In particular, I’ve been looking at the maximum response rate that a device can deliver, how much latency it introduces, and what the effect of overload is on both of those metrics. Additionally, how they handle large numbers of idle persistent connections is very interesting, because of their performance-enhancing effects, especially in an AJAX world (see Caching Web 2.0 for more).
Update: I asked for dual CPU boxes, and was fooled by Xeon HT; all of these tests are on a single CPU. D’oh. Hyper Theading usually gives multi-threaded user apps a 15%-20% boost; I’m going to re-test with truly multiple CPUs (or at least cores) soon. Mea Culpa.
Squid has been around pretty much since the start of the Web, as an outgrowth of the Harvest project. While it’s probably also the most widely deployed caching proxy, it’s been criticised because it doesn’t perform very well. In particular, when it’s overloaded it behaves very badly, increasing the response times as load increases, eventually delaying for multiple seconds and dropping lots of connections.
However, Squid 2.6 was recently released, with support for epoll and kqueue. My testing shows it as being much better-behaved under load; response times are perfectly flat at about 180ms during overload, no matter what the request rate. 2.6 was also able to hold 15,000 persistent connections open without any noticeable change in response rate or latency. Impressive.
Squid 2.6 doesn’t perform quite as well in terms of raw capacity (serving about 7,500 small responses per second, vs. 2.5’s 9,000), but hopefully it’ll get better as the 2.6 line matures.
One thing that still concerns me about Squid is that its capacity drops much more than other proxies do when response sizes get larger.
Overall, Squid is a good workhorse that’s somewhat limited by its age; since it it’s single-process and single-threaded, it can’t take advantage of multiple cores, putting it at a severe disadvantage against threaded servers. Still, it’s very configurable, has good instrumentation, and is a known quantity. Not a bad option.
Apache 2.2’s mod_cache along with mod_proxy make it possible to cobble together a caching intermediary from the venerable (and extremely popular) server. This was highlighted in a recent OSCON presentation, where I’ve heard it was touted as a serious competitor to Squid for gateway caching (a.k.a. reverse proxying).
First, the worker MPM. While raw capacity was good at around 14,000 responses a second and overload behaviour was beautiful, this configuration utterly fell down when I tried holding any significant number of idle persistent connections open.
I think this is because the worker MPM uses a thread per connection, and when you run out of threads, you can’t accept any more connections.
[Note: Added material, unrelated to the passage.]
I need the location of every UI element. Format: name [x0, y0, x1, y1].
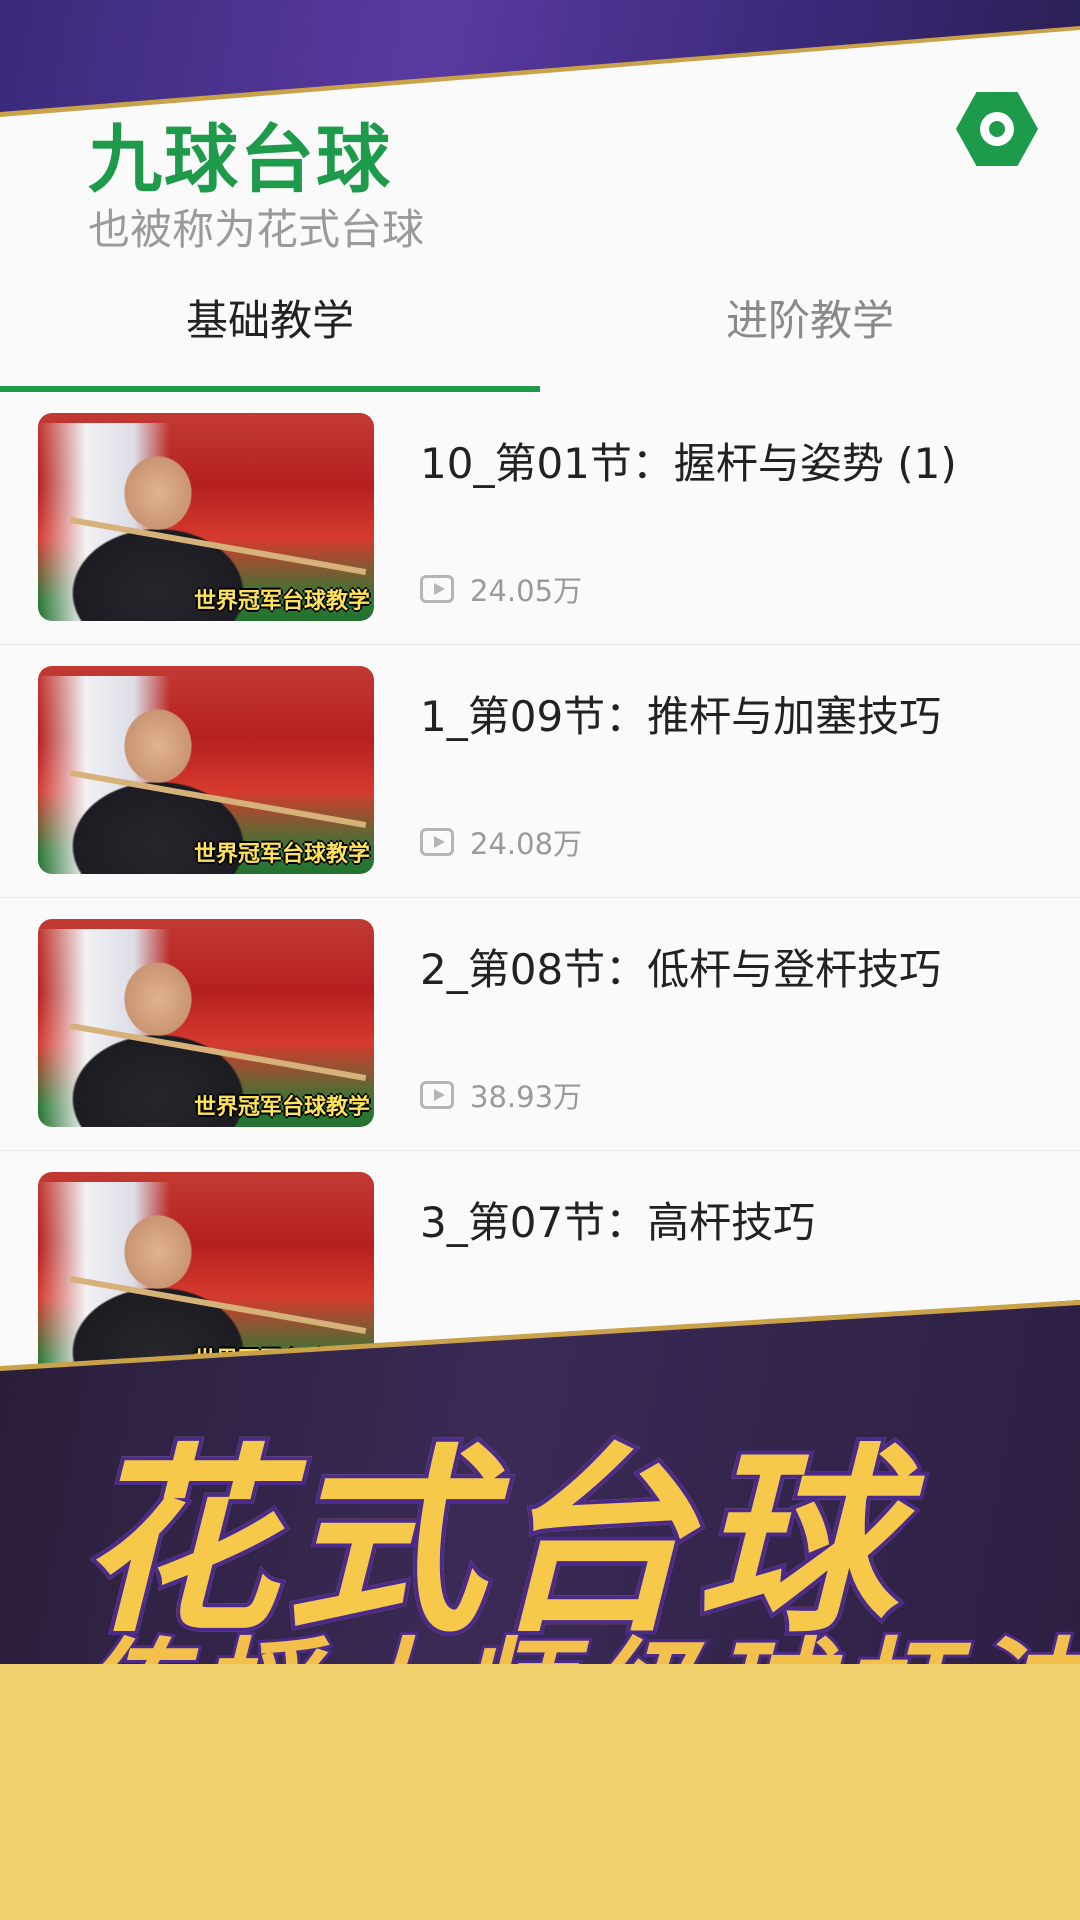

That can’t be the whole story, though, because even with Apache configured to have 8,000 threads (spread between a number of processes), it wasn’t happy when more than about 1,000 connections were open.
That’s a big problem, so I next tried the event MPM, in hopes of avoiding this problem. It was better, but still was only able to hold about 11,000 connections open before giving up, and introducing about 100ms of latency as well. Additionally, it had lower overall performance, topping out at about 12,000 responses a second, and was unstable under extreme load.
I was really hopeful about Apache, but until the event MPM comes out of experimental status, it doesn’t seem like a good idea.
Another contender is Varnish, a brand-new multi-threaded gateway project out of Norway. While it’s light on documentation, what’s on the site looks promising; the folks behind it seem to respect the protocols and have good intentions.
I only briefly tested it, and saw it go up to about 10,000 responses/second before taking a serious dive when overloaded, down to less than 1,000, while response times rocketed to more than a second.
Of course, it’s still an alpha project, so it’s definitely one to keep an eye on.
Lighttpd isn’t a caching proxy, it’s a high-performance Web server. However, it does have a proxy module (that’s being actively rewritten for version 1.5) and there has been some interest expressed in writing a caching module for it.
There’s a good reason for that; Lighty (as it’s called) is very, very fast — 19,000 responses/second kind of fast. It handles overload very gracefully, and it doesn’t blink when it has a large number of idle connections open.
In short, Lightly would be an excellent basis for a proxy or gateway cache, if we can get the caching part taken care of. Listen to an interview with Lighty’s primary developer for more.